Jüngster Vertragsentwurf wurde abgelehnt
Am Mittwoch war der jüngste Entwurf des Vorsitzenden der Verhandlungen, Luis Vayas Valdivieso, von allen Seiten abgeschmettert worden. Unter anderem die Delegationen der EU, Panamas, Chiles und Mexikos bezeichneten den Entwurf wegen fehlender verbindlicher Auflagen als „inakzeptabel“. Die erdölproduzierenden Staaten wiederum sahen viele ihrer roten Linien überschritten.
Für die EU sagte Umweltkommissarin Jessika Roswall: „Die EU ist zum Handeln bereit, aber nicht um jeden Preis.“ Im Last-Minute-Entwurf des Konferenzvorsitzenden waren praktisch alle ehrgeizigen Ziele und Auflagen für Regierungen gestrichen worden.

Der Vertrag soll auch das Recyceln von Plastikprodukten stärken. Foto: Fernando Vergara/AP/dpa
„Dieser Text ist inakzeptabel und liefert nicht einmal das Minimum, das nötig ist, um mit der Dringlichkeit der Herausforderung umzugehen“, warnte der dänische Delegierte im Namen der 27 EU-Länder. „Inakzeptabel“ und „rote Linien überschritten“ – so äußerten sich zahlreiche Regierungsvertreter.
Kenia: „Nur noch ein Managementplan für Abfall“
Der Vertreter Chiles bezeichnete den Entwurf als „eindeutig unausgewogen“. Alles werde auf nationale Ebene verlagert, es werde kein Raum für internationale Zusammenarbeit im Kampf gegen Plastikverschmutzung geschaffen.

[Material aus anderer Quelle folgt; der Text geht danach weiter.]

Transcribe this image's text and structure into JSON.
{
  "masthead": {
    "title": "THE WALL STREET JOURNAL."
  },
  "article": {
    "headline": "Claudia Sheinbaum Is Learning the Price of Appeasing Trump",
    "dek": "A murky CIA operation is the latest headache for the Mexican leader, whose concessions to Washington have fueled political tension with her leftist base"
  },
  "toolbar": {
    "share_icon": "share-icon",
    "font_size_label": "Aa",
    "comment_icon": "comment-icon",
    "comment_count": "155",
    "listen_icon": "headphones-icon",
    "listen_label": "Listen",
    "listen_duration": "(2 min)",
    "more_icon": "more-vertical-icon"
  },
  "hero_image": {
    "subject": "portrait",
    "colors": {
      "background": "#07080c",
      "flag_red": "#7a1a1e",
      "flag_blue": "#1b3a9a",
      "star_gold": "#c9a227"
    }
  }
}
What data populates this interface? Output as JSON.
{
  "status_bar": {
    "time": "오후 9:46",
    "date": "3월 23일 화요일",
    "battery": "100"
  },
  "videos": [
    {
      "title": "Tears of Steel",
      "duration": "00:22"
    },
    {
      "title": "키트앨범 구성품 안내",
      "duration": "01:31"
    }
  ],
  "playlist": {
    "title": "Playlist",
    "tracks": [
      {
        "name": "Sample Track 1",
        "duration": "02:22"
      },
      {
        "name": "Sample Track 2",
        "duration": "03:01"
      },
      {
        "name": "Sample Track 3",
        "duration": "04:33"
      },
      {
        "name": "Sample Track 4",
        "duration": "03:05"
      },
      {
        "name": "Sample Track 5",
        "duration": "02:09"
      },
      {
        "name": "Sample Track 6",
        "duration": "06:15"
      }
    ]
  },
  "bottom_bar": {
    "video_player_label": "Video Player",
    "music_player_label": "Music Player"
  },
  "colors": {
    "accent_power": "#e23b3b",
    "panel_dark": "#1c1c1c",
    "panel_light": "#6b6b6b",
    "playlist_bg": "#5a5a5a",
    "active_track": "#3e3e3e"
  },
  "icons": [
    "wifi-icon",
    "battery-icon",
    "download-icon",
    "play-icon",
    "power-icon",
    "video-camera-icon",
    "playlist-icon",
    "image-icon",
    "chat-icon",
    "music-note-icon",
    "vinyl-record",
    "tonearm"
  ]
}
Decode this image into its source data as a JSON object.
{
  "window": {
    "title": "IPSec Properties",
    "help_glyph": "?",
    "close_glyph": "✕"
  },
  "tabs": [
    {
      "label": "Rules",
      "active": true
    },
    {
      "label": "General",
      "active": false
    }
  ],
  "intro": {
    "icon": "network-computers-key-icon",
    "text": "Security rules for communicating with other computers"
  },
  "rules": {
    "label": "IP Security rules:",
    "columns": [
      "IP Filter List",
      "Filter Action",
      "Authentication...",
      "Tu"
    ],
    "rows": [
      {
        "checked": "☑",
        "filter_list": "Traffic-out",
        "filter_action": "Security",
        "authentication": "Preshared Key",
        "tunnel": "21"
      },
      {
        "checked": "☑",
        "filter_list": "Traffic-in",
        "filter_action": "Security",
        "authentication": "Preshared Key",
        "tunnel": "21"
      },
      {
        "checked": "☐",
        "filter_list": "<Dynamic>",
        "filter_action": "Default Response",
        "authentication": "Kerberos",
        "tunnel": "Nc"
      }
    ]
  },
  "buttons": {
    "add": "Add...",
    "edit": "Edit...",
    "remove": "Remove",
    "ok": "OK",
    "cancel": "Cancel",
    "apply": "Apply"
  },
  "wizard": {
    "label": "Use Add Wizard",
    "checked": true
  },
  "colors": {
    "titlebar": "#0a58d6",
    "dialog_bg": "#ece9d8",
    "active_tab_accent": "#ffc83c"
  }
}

Der neue Vertragsentwurf sei nur noch ein Managementplan für Abfall, monierten Kenia, die Philippinen und zahlreiche andere Länder. Eine Einigung auf den kleinsten gemeinsamen Nenner sei keine Option, sagte die Vertreterin Großbritanniens. Selbst Öl-Produzent Saudi-Arabien, das eine Produktionsbegrenzung seit langem bekämpft, kritisierte den Text.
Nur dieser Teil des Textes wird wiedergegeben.